U.S. prosecutors intend to seek a guilty plea from Boeing regarding charges related to the crashes of two 737 Max aircraft, according to lawyers representing the victims' families on Sunday, who criticized the potential agreement and described it as a "sweetheart deal." CNBC reported that attorneys for the Justice Department, victims' family members, and their lawyers spoke for about two hours on Sunday. Boeing declined to comment, and it was not immediately clear whether the company would accept the guilty plea deal. The Justice Department did not respond immediately to a request for comment.

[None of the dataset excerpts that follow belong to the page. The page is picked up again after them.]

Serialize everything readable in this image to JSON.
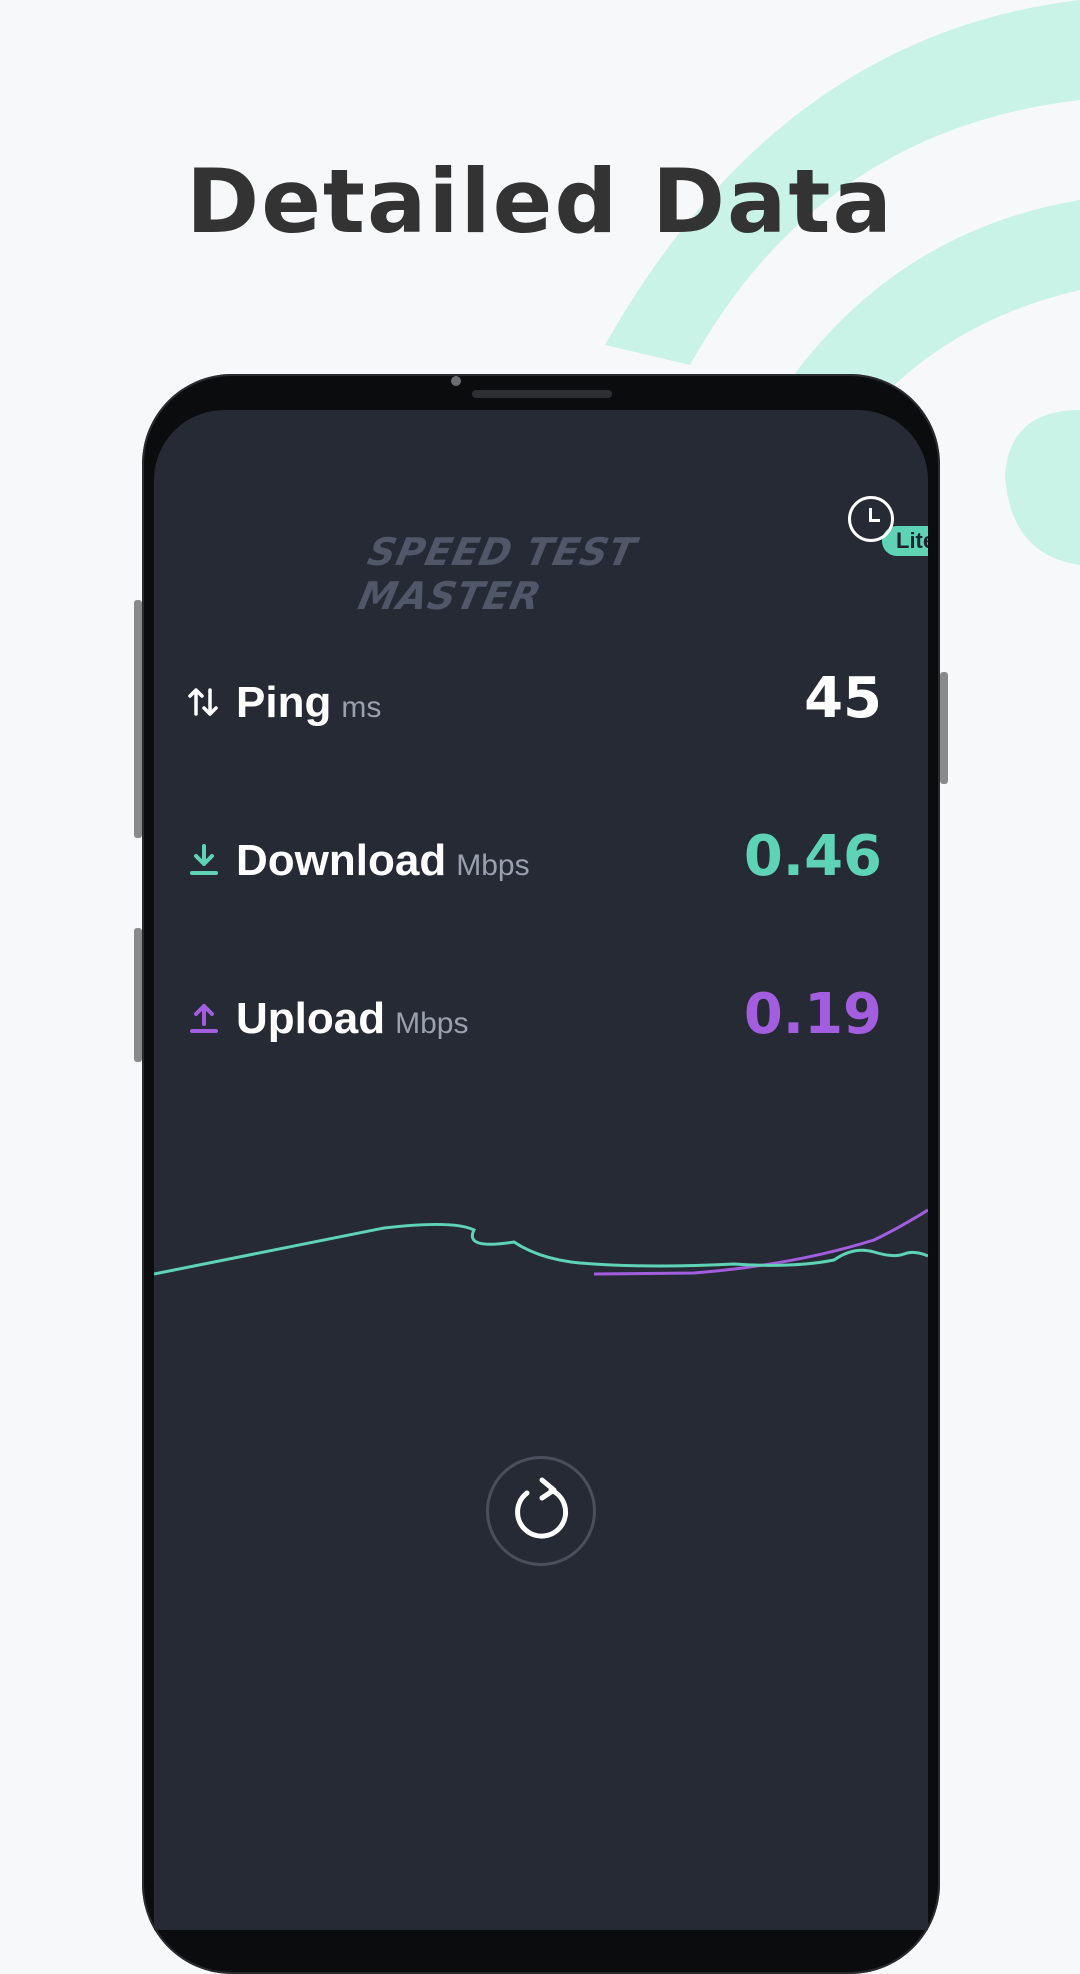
{
  "headline": "Detailed Data",
  "app": {
    "logo_text": "SPEED TEST MASTER",
    "badge": "Lite"
  },
  "metrics": {
    "ping": {
      "label": "Ping",
      "unit": "ms",
      "value": "45",
      "color": "#ffffff",
      "icon": "ping-arrows-icon"
    },
    "download": {
      "label": "Download",
      "unit": "Mbps",
      "value": "0.46",
      "color": "#5fd3b6",
      "icon": "download-icon"
    },
    "upload": {
      "label": "Upload",
      "unit": "Mbps",
      "value": "0.19",
      "color": "#a35ee0",
      "icon": "upload-icon"
    }
  },
  "colors": {
    "screen_bg": "#262a35",
    "download_line": "#5fd3b6",
    "upload_line": "#a35ee0",
    "accent_deco": "#c6f2e6"
  }
}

In May, the Justice Department stated that it was reviewing whether Boeing had violated a 2021 settlement that protects Boeing from federal charges. The company agreed to pay a $2.5 billion fine related to conspiracy charges connected to the crashes of its best-selling 737 Max in 2018 and 2019, which resulted in the deaths of all 346 people on board the two flights.
New Incidents
It is worth noting that the Justice Department reconsidered the agreement after a door panel exploded on a new 737 Max 9 aircraft during a flight for Alaska Airlines, raising a new safety and quality control crisis for one of the world's largest commercial aircraft suppliers. Boeing acknowledged that two of its pilots deceived the Federal Aviation Administration by concealing the addition of a new flight control system to the aircraft before their commercial launch. The department stated in 2021 that this system was later implicated in the two incidents.